As the most granular location information we have from the ad is the neighborhood,
we have done a Matrix Factorization between users and the ad neighborhoods where they come in contact with
to generate a vector representation of the neighborhood.
Look, do not confuse the name “neighborhood” with the term in the algorithm KNN
Last but not least, the price difference between the ads was included
With all those features in this pseudo random balanced dataset, we use the CatBoost classifier and so far have achieved an accuracy of 75% which is an excellent result given it deals with human behavior
We have not yet been able to validate offline if this technique will do better than our current recommendation. We are currently trying to find a way to validate this fairly and without bias. If anyone have idea of how we can do this, please come talk to us after the talk in the OLX stand But we already have an idea of how to put this algorithm in production.
Once you have this classifier ready, because of our huge ad volume, it will be impracticable to do the prediction in real time on the API
So we are thinking of strategies to make this prediction in a background streaming process by calculating the probabilities through the classifier and updating them in real time in a database.
For each new ad, the streaming process will need to:
Calculate text and image embeddings and save into the database.

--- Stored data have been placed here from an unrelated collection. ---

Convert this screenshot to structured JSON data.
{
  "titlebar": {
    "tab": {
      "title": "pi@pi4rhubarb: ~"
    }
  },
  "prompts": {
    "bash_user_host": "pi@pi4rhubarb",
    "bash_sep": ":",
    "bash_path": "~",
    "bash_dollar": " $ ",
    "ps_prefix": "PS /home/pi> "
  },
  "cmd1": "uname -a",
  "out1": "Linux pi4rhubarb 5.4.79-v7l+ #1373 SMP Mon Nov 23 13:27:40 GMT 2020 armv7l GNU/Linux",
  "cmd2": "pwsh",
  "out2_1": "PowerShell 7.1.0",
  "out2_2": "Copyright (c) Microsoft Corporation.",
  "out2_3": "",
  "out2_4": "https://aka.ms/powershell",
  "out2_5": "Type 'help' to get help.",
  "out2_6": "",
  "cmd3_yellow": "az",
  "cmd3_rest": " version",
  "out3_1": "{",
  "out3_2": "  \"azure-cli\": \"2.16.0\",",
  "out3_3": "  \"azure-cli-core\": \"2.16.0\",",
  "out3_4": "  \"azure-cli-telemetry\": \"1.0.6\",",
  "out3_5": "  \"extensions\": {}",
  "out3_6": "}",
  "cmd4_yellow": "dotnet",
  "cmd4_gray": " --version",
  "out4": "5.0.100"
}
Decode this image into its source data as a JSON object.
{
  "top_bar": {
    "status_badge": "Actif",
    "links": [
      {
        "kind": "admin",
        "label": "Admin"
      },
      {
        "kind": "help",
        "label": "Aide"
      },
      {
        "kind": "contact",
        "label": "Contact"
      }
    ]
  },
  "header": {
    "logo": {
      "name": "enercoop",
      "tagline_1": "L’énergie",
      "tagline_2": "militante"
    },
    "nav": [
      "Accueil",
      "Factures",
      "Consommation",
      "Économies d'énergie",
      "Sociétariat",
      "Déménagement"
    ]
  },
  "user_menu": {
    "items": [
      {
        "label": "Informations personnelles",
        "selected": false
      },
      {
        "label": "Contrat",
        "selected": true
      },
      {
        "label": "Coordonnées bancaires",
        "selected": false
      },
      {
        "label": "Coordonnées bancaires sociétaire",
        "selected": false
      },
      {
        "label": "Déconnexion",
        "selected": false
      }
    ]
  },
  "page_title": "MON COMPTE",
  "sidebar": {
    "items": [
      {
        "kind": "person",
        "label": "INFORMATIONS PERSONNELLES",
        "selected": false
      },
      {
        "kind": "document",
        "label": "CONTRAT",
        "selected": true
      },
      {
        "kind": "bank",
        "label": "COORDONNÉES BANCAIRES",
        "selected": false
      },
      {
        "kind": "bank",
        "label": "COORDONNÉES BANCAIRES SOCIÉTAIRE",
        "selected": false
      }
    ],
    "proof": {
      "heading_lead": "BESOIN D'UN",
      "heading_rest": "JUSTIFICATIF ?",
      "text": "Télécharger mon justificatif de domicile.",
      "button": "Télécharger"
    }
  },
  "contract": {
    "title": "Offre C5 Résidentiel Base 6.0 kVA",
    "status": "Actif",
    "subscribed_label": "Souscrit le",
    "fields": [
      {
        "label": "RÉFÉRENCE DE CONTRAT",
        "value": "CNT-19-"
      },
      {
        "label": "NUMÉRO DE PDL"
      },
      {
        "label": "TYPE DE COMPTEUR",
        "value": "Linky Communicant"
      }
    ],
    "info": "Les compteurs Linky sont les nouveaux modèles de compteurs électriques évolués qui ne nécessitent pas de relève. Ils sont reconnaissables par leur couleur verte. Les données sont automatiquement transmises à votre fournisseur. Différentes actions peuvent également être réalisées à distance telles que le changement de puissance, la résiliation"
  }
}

Browse a large sample of ads to calculate the probability of contact using the classifier and save these probabilities to the database. In this moment we are going to have the recommendations for the published item.
Execute the reverse probability calculation, switching the recommended ad as source ad to update recommendations for old items in the database
That way the API would only need to execute an optimized SQL query while maintaining our excellent performance.
As future research and improvements we are going to experiment the embedding technique adopted by Gabriel Moreiras’s in his excelent paper about Chamaleon.
And as an alternative on the classification we are thinking about doing the matrix factorization using the items features as Kula described in his paper from recsys 2015 and implemented in lightFM.